Jeff Burton, No. 31 Richard Childress Racing Monte Carlo SS, met with members of the media at California Speedway and discussed the team's objectives at California, not adjusting his driving style, the heat in California, the sunset between turns...
Jeff Burton, No. 31 Richard Childress Racing Monte Carlo SS, met with members of the media at California Speedway and discussed the team's objectives at California, not adjusting his driving style, the heat in California, the sunset between turns three and four, what a number means to a driver, his number, getting even on the race track, racing at Richmond, the stable of cars the team has, the danger element in NASCAR, the competitiveness of races, on how the strong cars get stronger towards the end of a race and the importance of track position.
Select quotes from driver interview:
ON THE HEAT AT THE TRACK: "It's hot, it's definitely hot. There's no question about it. It's hotter than we prefer, for sure. But that's what we do. Condition is really important, having the cars so that they keep as much heat out as possible is really important. It's something everybody is going to have to deal with but we shouldn't be surprised. We're in California in August and September; it's going to be hot."
WITH THE RACE STARTING AT FIVE O'CLOCK, THERE'S A 35-35 MINUTE WINDOW OF SUNSET WHERE IT'S HARD TO SEE. "Yeah, it's right across (turns) three and four and there is a moment as you go down the back straightaway as you approach turn three that you are really at the mercy of what you can't see. It's an uncomfortable situation, not the best situation in the world but it's similar to. we kind of have that problem in Atlanta too and a few other places. But here it seems to be worse than everywhere else and certainly if we can do something about it it would be nice."
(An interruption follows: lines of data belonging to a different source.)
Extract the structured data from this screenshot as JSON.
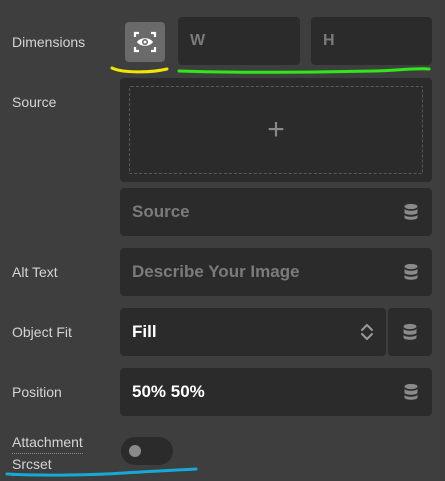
{
  "dimensions": {
    "label": "Dimensions",
    "width_placeholder": "W",
    "height_placeholder": "H"
  },
  "source": {
    "label": "Source",
    "upload_glyph": "+",
    "input_placeholder": "Source"
  },
  "alt_text": {
    "label": "Alt Text",
    "placeholder": "Describe Your Image"
  },
  "object_fit": {
    "label": "Object Fit",
    "selected": "Fill"
  },
  "position": {
    "label": "Position",
    "value": "50% 50%"
  },
  "attachment_srcset": {
    "label_line1": "Attachment",
    "label_line2": "Srcset",
    "enabled": false
  },
  "colors": {
    "background": "#3e3e3e",
    "field": "#2b2b2b",
    "highlight_yellow": "#f2e600",
    "highlight_green": "#2ee81a",
    "highlight_blue": "#16a8d6"
  },
  "icons": {
    "preview": "eye-focus-icon",
    "dynamic_data": "database-icon",
    "select": "chevron-up-down-icon"
  }
}
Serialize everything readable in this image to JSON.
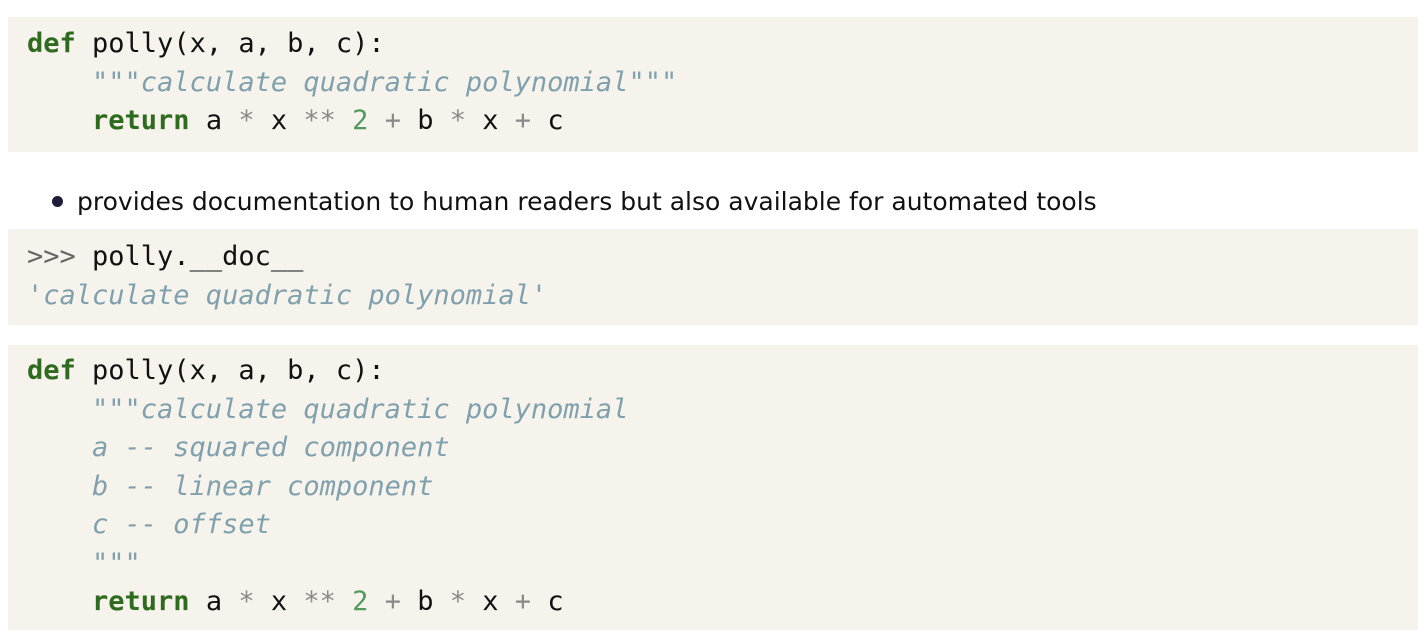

ON THE DANGER ELEMENT IN NASCAR: "It's not as dangerous as it was 10 years ago. I do think that people have become so accustomed to watching a guy pop out that they're pretty immune to it. Everybody does their best to minimize anything when it does happen. The driver does, NASCAR does, the media does. A lot of times we're hurting more than people ever know about because you don't want everybody to know you're hurt. I always laugh when I watch a race and a guy takes a big hit and he gets out of the car and someone says 'oh, he's okay, he got out'. They don't have a clue if he's okay or not. Unless he's carried out, he has to get out. So I always find that a little humorous. From the outside looking in, 'hey, he got out, he's okay'. Okay sometimes is a relative term but this is a dangerous sport. Anytime you strap yourself into something that's propelling down a straightaway at 200 miles an hour you have the potential to get hurt and that's just the way it is. That's part of our sport and I do believe that we' ve all become a little immune to it. And that's a good thing. That's a really good thing. But it's still a very dangerous sport."